ドネアさんの言っている意味がよくわからない。
ヘタレ以外にも他に何か問題があるってことなんだろうか。
「……ねぇヴィクター。今夜あなたの部屋にお邪魔して良いかしら?ちょーっと、色々と、話しておきたいことがあるのよねぇ。」
しかも自分の前では話せないような問題なのか。
「い、いいけど……話したい事って何?」
「それはその時に詳しく話すけどねぇ。一つだけ今言わせて貰うと、ツンデレっていうのも相手によりけりよぉ。」
「……どういう意味よ?」
「……ま、後でねぇ。」
ドネアさん曰く、どうやらヴィクターさんがツンデレで、そこに問題があるということらしい。
正直どこにツンデレの要素があったのかわからないけど、とりあえず自分に問題があるわけじゃないとわかってホッとした。

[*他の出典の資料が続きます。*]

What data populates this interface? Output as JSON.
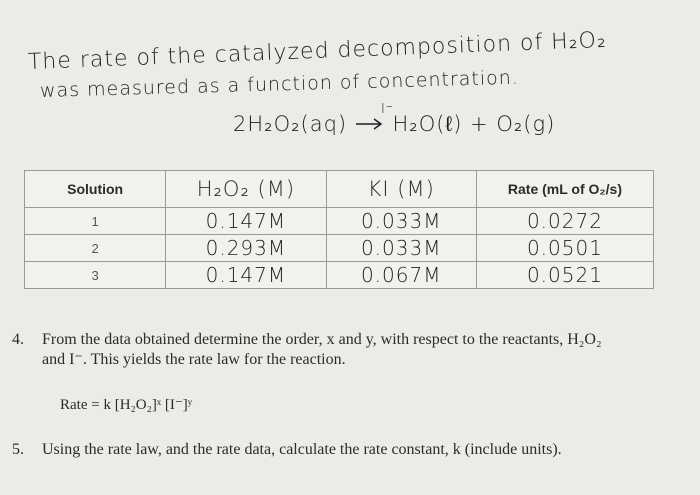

「……エルスもホッとしてるんじゃないわよぉ。結局アンタがヘタレなのも問題なんだからねぇ。」
……くぎを刺されてしまった。
ドネアさんは一体何を問題にしているのだろう。
ヴィクターさんともこれまで何とか上手くコミュニケーションを取れてきたと思ってたのだが、それでも完全に信用を得られてないってところが仲間としてマズいと思われているのかもしれない。
その辺りは変な呪文さえ封印されればそれで解決……っていうわけでもないみたいだ。
人間関係って、想像以上に難しいものなんだなぁ。
この歳になっても、よくわからない。